The Society’s mission
Elof Förberg saw the need for a Linnaeus society for several reasons: one was the lack of a forum for Linnaean studies, a forum where new scientific findings could be published regarding the editions and variations of Linnaeus’ writings. The Society would also safeguard Linnaeus’ letters from destruction or ending up abroad. Other important tasks were to produce an inventory of all known Linnaeus monuments and mementos, and a complete Linnaean library. The Society would also be able to support continued Linnaean research by publishing works by and about Linnaeus and his followers.
The first meeting
The first members’ meeting was held in November 1917 at Strand Hotel in Stockholm. The Crown Prince and consort, and as well as the painter and member of the royal family Prince Eugen, added to the status of the meeting, which was attended by no less than 280 members. At the meeting the idea was put forward for the first time to turn Linnaeus’ home in Uppsala into a museum – the home of the director of the botanical garden (now the Linnaeus Museum), and to restore Linnaeus’ botanical garden (now the Linnaeus Garden) to its original appearance.

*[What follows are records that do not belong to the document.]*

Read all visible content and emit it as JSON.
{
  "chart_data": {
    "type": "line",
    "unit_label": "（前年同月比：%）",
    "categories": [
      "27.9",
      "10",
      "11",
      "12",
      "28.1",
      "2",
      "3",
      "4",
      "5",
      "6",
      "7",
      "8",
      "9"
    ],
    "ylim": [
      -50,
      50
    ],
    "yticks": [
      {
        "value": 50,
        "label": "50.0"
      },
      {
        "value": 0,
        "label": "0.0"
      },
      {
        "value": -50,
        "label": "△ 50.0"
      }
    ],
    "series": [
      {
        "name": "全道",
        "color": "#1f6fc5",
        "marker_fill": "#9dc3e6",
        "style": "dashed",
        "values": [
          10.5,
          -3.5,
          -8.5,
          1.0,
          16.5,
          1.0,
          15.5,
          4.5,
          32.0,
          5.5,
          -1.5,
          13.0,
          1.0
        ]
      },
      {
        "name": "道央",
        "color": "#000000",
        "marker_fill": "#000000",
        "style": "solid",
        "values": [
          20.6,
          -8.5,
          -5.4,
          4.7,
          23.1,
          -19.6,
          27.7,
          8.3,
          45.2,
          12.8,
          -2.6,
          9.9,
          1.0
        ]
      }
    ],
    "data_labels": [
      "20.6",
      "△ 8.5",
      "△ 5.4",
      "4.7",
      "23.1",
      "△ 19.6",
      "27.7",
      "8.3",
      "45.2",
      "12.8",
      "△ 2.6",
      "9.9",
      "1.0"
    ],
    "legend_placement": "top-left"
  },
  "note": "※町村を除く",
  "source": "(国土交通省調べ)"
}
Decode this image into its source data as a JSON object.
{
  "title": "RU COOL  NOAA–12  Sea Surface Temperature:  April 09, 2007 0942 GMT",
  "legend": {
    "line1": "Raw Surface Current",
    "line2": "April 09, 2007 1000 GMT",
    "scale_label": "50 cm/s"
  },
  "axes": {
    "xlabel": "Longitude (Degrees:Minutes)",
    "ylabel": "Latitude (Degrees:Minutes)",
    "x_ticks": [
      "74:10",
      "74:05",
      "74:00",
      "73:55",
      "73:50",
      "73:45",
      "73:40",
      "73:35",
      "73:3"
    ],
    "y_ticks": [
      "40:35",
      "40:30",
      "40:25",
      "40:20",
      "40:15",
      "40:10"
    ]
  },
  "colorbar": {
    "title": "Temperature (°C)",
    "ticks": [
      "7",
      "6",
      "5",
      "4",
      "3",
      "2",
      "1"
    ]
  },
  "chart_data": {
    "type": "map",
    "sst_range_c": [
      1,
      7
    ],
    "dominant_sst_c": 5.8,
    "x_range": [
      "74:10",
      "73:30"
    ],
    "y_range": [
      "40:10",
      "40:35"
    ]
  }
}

In the early years, the Society worked intensively to achieve the set goals. The main objectives were meetings with lectures, a yearbook and to begin the publication of Linnaeus’ works, as well as to restore and tend the places where had lived and worked.
Elof Förberg was the driving force. He was the Society’s first treasurer and main organiser. Of particular importance was his successful and skilfully planned recruitment of members, not least those from wealthy and influential circles. He introduced multi-tier membership (supporting members paid 1,200 SEK), enlisted the founders of a Linnaeus Museum and started subscriptions. In this way the economic wherewithal was assembled to buy objects from the Linnaeus family and private collectors. The Society could therefore at an early date acquire furniture, household items (porcelain, glass, silver), textiles and art that had belonged to the Linnaeus family.